Представьте всю тягость положения Лизы: она
Вскакивала в продолженье часа
Двадцать раз, то чтоб поднять платок,
То чтобы принесть бутылку кваса,
То чтоб снять подушку тетки с ног,
То чтобы велеть сказать ребенку
На дворе, чтоб он не смел кричать,
То чтобы вон вынесть оболонку,
То чтобы впустить ее опять, --
Всё при брани, до поры обеда,
В месяцы поста и мясоеда...
Иногда приезжали соседи-помещики, но их разговор не развлекал Лизу: они все говорили только о том,
...что вряд оброк
Соберешь, что время наше люто...
Но вот раз сосед привез с собой сына, из Москвы прибывшего, и Лиза слушала его слова
...так, как во время оно
Слушала речь Мавра Дездемона.
И "луч любви блеснул ей", и залегла
Дума в грудь роскошно-тяжело!
И "вспыхнули в ней желания и грезы"...
Гимн мечты средь внешней, вялой прозы,
Гордый хмель волнений без числа...
Но к чему много говорить о любви?
Повесть эта всё одна и та ж!
Тайная для нас она эгира...
Кто забыл про первого кумира,
Про души восторженную блажь?
Довольно сказать, что Лиза влюбилась в приезжего из Москвы и что
Душу ей он волновал до дна.
Алексей -- так звали приезжего, -- впрочем, всё более ухаживал около тетки, чем около племянницы. Он с теткой "клал" (не раскладывал ли?) пасьянс. Так тянулась зима, и Лиза замечает:
Тетки злость мне шла невнятно мимо (?),
Как броней алмазной херувима,
Грудь моя была охранена...
И, охраненная этой броней, она прислушивалась
...не проскрипели ль сани
По снегу замерзлого двора (?),
Раз тетка призвала ее к себе,
И встретил странный уж ее привет.
Тетка объявила Лизе, что на ней готов жениться майор Шенков. Лиза молчала.

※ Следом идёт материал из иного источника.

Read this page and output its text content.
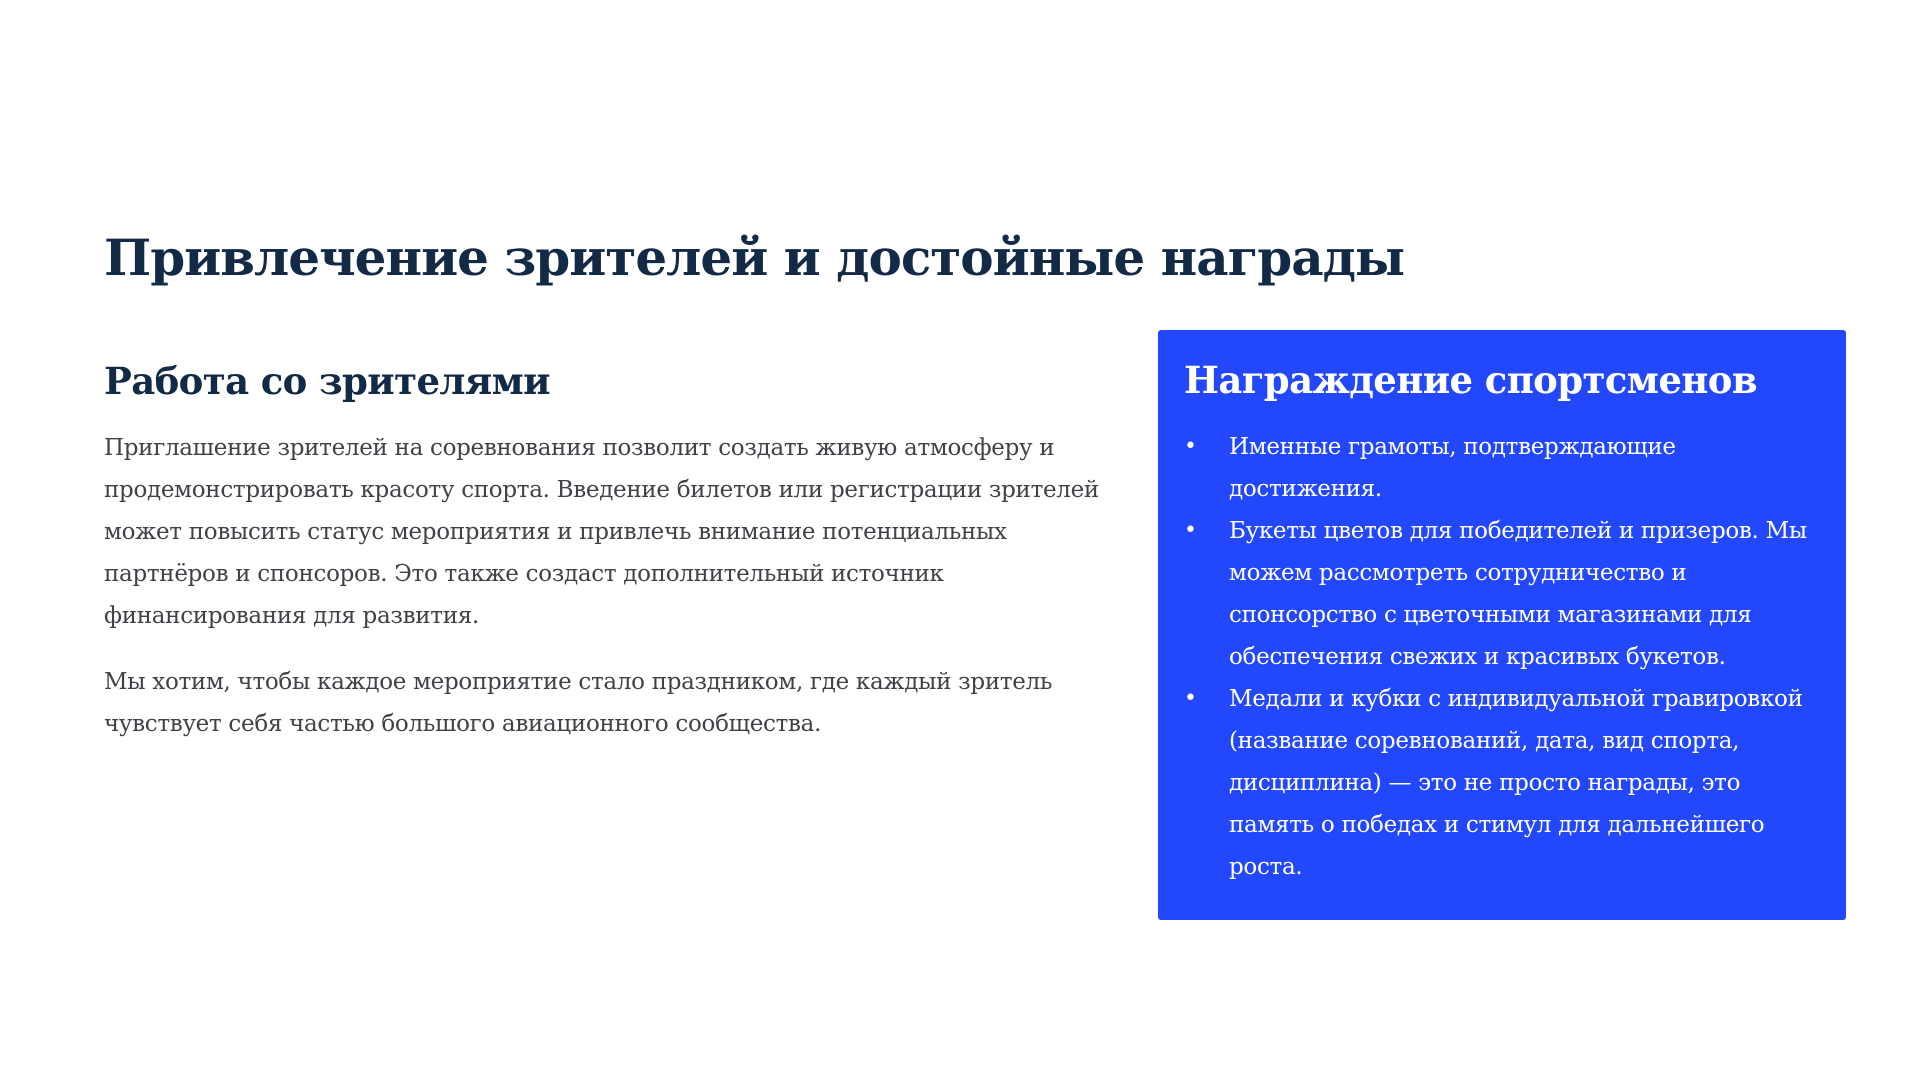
Привлечение зрителей и достойные награды
Работа со зрителями

Приглашение зрителей на соревнования позволит создать живую атмосферу и продемонстрировать красоту спорта. Введение билетов или регистрации зрителей может повысить статус мероприятия и привлечь внимание потенциальных партнёров и спонсоров. Это также создаст дополнительный источник финансирования для развития.

Мы хотим, чтобы каждое мероприятие стало праздником, где каждый зритель чувствует себя частью большого авиационного сообщества.

Награждение спортсменов
• Именные грамоты, подтверждающие достижения.
• Букеты цветов для победителей и призеров. Мы можем рассмотреть сотрудничество и спонсорство с цветочными магазинами для обеспечения свежих и красивых букетов.
• Медали и кубки с индивидуальной гравировкой (название соревнований, дата, вид спорта, дисциплина) — это не просто награды, это память о победах и стимул для дальнейшего роста.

Что ж стоишь на месте, как чурбак? (не чурбан ли?)
Лиза собралась с духом "кое-как" и отвечала:
Не хочу идти я за Шенкова,
Тетушка. -- Не хочешь? вот те на!
Так тебе какого ж нужно хвата?
Ты не слишком для него ль знатна,
Мать моя! иль чересчур богата?
Отвернулась Лиза и сказала тетке:
...Как вам угодно,
Тетушка, не буду никогда
Ни за что женою я Шенкова.
<. . . . . . . . . . . . . .>
Алексей приехал в час обеда,
<. . . . . . . . . . . . . .>
Как ему уж тетка начала
Говорить про нового соседа
и о том, что Лиза
...надменна и упорна,
Как сам враг людской, и несносна...
Во время чаю Лиза вошла в гостиную.
...в ней один, угрюм,
Он (т. е. Алексей) ходил в волненье тайных дум
Быстрым шагом и, ее встречая,
Отвернулся. -- Чай бог весть какой
Стала делать я (Лиза), на Алексея
И взглянуть украдкою не смея.
Однако он быстро схватил ее руку и поцеловал, причем Лиза воскликнула:
...Я счастье это
Заплатила б всем богатством света,
Радостями жизни, кровью жил!
<. . . . . . . . . . . . . .>
Так во мне забилось сердце громко
В этот миг, что я ждала, что вдруг
Разорвет его восторг. Но емко
Для блаженств оно, как и для мук.
Надо отдать справедливость этой Лизе, что она выражается так, как едва ли выражаются девицы.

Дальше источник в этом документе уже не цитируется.